The fix wasn't a single tool, it was iteration: annotated Figma files, more direct calls on complex interactions, and eventually finding the cadence that worked for both sides. Telerik's ThemeBuilder helped once it was in place — it let the dev team see component behavior directly instead of waiting on me to prototype everything, which sped up high-fidelity handoff meaningfully for a solo designer.

06

What I'd do differently

Two calls I'd revisit

Two things. First, I'd have pushed harder for more dramatic change to the data tables — even redesigned, they retained clutter, and I still believe they should have been cards that adapted dynamically to whoever was using the product. Given the codebase constraints, that fight would have cost more time and resources than we had, so I let it go. I still think the instinct was right.

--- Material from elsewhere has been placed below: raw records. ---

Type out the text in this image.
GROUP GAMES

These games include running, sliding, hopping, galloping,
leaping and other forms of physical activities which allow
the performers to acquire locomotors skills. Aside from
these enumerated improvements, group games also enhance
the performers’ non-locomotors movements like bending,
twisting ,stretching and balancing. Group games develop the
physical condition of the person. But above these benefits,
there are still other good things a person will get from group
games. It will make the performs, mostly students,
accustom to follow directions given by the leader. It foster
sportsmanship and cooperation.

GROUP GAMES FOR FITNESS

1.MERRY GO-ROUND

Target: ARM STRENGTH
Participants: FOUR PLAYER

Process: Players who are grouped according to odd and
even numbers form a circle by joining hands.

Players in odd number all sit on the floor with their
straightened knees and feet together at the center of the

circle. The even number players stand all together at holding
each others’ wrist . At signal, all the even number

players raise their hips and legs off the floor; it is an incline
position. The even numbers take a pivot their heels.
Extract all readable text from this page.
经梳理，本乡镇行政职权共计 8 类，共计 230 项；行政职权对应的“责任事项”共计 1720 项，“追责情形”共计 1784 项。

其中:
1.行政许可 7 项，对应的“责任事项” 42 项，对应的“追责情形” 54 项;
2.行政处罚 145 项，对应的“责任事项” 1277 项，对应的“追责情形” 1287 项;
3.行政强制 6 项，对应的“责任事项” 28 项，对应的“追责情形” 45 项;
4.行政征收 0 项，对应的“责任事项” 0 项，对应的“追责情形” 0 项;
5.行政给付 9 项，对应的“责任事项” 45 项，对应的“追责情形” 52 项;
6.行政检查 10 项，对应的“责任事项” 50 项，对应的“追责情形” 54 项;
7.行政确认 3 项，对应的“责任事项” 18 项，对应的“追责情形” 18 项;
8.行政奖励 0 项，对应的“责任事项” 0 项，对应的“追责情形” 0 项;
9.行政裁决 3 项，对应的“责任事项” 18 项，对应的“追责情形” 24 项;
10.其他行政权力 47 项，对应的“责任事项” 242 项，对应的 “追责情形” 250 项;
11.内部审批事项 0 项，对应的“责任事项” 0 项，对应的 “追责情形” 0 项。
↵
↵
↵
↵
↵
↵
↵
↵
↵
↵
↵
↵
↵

Second, the table filters. Research said the All/Inactive/Active radio buttons should become a dropdown — enough users were mis-clicking them. But another set of users flipped between those filters constantly, and I spent too long weighing those two groups against each other before realizing I'd been designing for two or three user types and had forgotten Admins as a group entirely. I wanted to go back and fix that properly. Then 6.0 started.

Outcome

Two different user bases, two different kinds of success

Newer and younger users were immediately happier — the breathing room and grouped information made the product make sense in a way the old wall of buttons never did. Legacy users needed something different: not less density, but a way to reconstruct their own version of "everything visible," which we built as collapsible tabs that could stay open.

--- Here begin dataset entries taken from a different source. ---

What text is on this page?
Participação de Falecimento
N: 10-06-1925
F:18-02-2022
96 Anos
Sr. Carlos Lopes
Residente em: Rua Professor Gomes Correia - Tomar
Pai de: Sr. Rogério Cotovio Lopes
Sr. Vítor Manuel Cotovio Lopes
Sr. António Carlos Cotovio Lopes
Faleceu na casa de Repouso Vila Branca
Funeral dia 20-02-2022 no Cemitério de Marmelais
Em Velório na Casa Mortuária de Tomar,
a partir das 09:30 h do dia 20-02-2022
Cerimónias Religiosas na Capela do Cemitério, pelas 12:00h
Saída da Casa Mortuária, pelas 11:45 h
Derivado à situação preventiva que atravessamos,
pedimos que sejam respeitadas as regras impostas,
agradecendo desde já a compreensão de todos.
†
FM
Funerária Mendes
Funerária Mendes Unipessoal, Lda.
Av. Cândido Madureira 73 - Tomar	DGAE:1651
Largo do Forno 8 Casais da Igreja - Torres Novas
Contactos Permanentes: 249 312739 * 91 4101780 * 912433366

The pattern that held throughout: every time a user complained, the team checked with them to find the real issue — and the real issue was usually training, not design. A library of training videos and a properly designed onboarding flow grew directly out of that finding. Five months after the beta launched, practice adoption had grown 5× — from 15 practices to around 70 — and the redesign moved toward general release as I transitioned off the project.

The lasting lesson was sharper than the redesign: keep the list of who you're designing for explicit and complete. The one time I let it blur, I lost track of an entire user group — admins — until late in the process. I design with that map in front of me now.